İkincisi Sakarya'dandı. Fay hattı tam önünden geçtiği binanın sadece giriş merdivenlerini parçalamıştı. Hani "taş gibi" derler ya, öyle ayakta duruyordu. "Deprem değil, ihmal öldürür" sembolüydü.
Bunca yıl ne yaptık
İlk hızla ne nutuklar attık, neler. Olası yeni depremler için toplanma sahaları belirledik. Bugün çoğunun yerinde AVM'ler var. Hastaneleri bir türlü tahkim edemedik. Yeni yapalanları bile denetleyemedik. Hergün bir tanesi yanıyor. Sebep de ucuz malzeme kullanılmasından...
Ya yollar... Hani mega kenti 8 gidiş, 8 geliş hatlarla bezeyecektik? 2 metre sağdan, 3 metre soldan genişletmelerle sadece göz boyadık. Bu konuda aklıma daima E 5'in hemen dibinden başlayan Skyport gelir. Oradan her geçişimde buna izin verenleri saygıyla selamlarım.
Bu arada Zeytinburnu'ndaki bir türlü tıraşlanamayan devasa gökdeleni de unutmuyorum. Bu işi, "her sözü emir olan" Erdoğan bile gerçekleştiremedi.. Adam, kendisinin ve Cumhurbaşkanı'nın mezun olduğu İmam- Hatip'i yenileyerek halletti.
Asıl ağlayanlar
Ne diyelim bunlar unutulmaya mahkûm. Şimdi yapılacakları söyleyelim; Bolca yeni nutuk atmak. Bu da genelde 17 Ağustos'ta başlıyor 20'sinde sona eriyor. Gerçekten üzülüp ağlayanlar, dört bir yana çiçek bırakıyorlar. Acıyı hisseden sadece onlar
***
Büyük başarı
ABD ile didişmeler arasında önemli bir operasyon gürültüye gitmemeli. Bir dönem PKK adına Avrupa'da para toplayanların lideri İsmail Özden -Zeki Şengali- öldürüldü. Bu terörist başı yıllar yılı İskandinav ülkelerini mesken tuttu. AB ülkelerinin sağladığı korumacılıkla Almanya'dan Fransa'ya "haraç ağı" kurdu.
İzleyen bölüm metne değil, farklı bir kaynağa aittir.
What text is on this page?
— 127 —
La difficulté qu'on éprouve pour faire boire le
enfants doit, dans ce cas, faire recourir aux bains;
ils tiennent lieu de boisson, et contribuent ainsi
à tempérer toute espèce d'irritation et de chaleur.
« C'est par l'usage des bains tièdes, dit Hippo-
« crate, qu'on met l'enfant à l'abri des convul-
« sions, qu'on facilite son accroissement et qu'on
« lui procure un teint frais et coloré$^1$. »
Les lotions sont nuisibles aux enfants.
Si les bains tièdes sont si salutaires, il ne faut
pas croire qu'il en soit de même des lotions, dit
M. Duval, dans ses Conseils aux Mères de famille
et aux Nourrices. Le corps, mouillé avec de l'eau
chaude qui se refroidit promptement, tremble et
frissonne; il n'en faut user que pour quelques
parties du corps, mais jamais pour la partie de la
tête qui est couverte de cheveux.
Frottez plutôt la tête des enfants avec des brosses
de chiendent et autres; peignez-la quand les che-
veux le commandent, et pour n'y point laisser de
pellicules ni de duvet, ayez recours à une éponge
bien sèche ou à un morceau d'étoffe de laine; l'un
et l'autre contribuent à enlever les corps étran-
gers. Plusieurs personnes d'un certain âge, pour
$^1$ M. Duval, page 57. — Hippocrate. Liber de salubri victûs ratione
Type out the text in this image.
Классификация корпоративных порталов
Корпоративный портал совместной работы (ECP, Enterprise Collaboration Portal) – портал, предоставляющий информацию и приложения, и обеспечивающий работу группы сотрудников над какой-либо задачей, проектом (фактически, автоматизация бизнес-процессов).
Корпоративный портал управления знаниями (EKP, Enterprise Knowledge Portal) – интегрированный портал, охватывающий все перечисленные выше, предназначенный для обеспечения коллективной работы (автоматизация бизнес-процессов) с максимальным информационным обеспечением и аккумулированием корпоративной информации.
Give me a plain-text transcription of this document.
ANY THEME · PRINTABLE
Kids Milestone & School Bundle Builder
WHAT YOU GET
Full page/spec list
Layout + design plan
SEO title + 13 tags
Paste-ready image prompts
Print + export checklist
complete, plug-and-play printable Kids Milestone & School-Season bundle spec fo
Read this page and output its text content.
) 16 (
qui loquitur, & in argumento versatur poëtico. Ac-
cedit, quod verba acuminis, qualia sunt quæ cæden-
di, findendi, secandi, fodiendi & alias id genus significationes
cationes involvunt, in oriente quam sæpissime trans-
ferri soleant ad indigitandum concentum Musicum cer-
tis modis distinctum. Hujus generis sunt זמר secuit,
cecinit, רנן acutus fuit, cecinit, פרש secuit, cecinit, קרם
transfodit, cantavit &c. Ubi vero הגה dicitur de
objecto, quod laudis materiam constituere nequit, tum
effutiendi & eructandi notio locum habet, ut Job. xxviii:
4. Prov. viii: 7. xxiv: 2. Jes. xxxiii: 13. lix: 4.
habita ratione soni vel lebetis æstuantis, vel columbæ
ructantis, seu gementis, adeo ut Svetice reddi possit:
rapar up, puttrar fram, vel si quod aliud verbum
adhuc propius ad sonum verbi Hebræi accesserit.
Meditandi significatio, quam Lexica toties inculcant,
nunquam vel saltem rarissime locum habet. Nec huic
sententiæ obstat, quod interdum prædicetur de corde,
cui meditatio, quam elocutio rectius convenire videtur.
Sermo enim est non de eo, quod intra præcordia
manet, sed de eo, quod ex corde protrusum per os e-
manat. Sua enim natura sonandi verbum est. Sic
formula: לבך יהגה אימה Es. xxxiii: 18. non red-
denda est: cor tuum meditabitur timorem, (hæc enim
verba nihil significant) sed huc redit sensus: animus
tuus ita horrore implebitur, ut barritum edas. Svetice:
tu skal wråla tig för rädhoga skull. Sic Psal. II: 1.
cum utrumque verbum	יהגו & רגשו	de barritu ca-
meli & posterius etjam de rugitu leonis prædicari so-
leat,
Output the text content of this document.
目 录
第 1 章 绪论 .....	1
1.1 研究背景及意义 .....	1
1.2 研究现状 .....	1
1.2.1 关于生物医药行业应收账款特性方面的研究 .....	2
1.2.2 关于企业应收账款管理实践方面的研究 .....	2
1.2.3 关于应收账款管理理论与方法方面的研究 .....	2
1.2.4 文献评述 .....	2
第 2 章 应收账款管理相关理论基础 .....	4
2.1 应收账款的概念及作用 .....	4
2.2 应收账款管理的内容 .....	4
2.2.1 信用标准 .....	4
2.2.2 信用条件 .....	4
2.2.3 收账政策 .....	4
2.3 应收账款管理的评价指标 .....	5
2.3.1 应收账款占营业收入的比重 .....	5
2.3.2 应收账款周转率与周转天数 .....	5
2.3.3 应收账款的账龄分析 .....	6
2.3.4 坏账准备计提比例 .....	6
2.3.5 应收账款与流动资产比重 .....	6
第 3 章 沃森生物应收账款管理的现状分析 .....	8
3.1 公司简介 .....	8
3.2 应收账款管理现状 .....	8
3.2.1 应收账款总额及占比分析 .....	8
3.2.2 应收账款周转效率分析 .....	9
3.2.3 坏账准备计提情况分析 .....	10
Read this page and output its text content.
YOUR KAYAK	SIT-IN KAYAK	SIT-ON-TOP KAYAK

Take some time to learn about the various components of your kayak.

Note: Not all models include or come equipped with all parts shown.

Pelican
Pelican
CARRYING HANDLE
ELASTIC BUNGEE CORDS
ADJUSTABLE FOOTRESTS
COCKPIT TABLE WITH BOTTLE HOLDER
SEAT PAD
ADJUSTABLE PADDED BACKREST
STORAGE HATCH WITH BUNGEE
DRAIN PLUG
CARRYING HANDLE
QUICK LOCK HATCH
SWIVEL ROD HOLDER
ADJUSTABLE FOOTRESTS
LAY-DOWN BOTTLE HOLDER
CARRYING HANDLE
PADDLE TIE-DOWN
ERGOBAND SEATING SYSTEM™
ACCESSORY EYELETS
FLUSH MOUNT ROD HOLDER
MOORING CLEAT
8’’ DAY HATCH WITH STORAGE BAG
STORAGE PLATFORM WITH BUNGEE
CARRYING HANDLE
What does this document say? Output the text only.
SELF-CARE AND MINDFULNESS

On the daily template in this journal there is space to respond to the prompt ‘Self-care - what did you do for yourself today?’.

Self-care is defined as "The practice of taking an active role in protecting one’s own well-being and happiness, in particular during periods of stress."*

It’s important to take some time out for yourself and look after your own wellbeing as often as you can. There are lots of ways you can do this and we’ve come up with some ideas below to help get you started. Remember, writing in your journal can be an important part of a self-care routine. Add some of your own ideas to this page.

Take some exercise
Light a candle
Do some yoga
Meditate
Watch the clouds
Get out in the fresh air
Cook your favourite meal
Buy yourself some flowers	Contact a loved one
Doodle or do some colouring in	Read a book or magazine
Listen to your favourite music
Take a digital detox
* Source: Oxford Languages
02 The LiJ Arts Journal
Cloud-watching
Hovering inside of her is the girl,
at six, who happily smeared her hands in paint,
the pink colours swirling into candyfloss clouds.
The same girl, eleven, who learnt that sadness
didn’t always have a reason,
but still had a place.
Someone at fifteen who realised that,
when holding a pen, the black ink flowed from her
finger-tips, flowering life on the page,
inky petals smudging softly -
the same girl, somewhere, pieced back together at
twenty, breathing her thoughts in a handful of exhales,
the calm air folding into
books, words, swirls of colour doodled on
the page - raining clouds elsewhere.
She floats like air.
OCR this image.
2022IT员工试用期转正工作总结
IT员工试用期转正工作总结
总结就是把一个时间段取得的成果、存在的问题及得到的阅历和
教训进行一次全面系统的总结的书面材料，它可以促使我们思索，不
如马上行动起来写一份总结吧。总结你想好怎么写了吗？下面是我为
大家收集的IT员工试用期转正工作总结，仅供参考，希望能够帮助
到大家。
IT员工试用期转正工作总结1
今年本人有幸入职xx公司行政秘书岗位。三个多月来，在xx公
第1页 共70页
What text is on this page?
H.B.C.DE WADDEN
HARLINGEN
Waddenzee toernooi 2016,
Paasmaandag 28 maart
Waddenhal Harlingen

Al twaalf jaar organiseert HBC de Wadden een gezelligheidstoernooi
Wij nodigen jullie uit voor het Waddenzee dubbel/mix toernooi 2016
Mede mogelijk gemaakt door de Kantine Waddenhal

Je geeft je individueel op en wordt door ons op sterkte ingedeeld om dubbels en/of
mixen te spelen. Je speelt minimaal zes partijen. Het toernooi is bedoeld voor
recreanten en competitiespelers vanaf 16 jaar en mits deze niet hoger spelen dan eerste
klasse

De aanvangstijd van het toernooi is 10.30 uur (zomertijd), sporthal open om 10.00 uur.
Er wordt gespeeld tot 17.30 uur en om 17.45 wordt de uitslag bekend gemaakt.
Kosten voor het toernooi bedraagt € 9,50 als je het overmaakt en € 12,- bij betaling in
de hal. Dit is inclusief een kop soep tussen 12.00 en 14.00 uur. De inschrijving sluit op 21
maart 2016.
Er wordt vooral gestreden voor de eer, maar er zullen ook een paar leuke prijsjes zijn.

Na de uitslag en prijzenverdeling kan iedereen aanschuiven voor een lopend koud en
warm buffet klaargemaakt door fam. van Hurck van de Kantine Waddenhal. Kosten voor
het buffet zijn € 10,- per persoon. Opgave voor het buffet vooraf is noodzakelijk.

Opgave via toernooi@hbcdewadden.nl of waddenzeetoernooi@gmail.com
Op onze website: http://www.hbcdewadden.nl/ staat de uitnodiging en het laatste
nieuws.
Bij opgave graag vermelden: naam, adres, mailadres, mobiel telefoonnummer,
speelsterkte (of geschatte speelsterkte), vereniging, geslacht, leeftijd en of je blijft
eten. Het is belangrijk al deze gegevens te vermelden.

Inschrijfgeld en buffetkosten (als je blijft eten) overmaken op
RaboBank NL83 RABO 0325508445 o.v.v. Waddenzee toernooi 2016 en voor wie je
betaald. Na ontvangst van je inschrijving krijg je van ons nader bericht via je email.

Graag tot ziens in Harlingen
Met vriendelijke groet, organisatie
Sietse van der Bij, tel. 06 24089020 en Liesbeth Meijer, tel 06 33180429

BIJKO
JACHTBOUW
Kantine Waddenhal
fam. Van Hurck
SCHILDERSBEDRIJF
Özden'in en önemli organizasyonlarından biriyse PKK'nın kent yönetimi KCK'nın yaratıcısı olmasıydı. Bu sistemi her yere yerleştirdi. 2012'de gelip Kandil'e oturdu. Son görevi sözde Sincar eyalet sorumluluğu. Kandil'in düşmesi hâlinde Sincar'ın kullanılması fikrinin mimarı da oydu. TSK'nın MİT ile ortak operasyonunda mutluluk veren bir taraf daha var. "Etkisiz hâle getirilen sadece İsmail Özden değil" beraberinde Kandil'den taşıdığı 14 militan da yok edildi.
Bu tip çalışmalar devam etmeli. Nasılsa hain bol. Böylece MİT'in şanı şöhreti, tabii ki korku salması daha da artacaktır. Şu son işlemde emeği geçen herkesi tebrik ediyorum.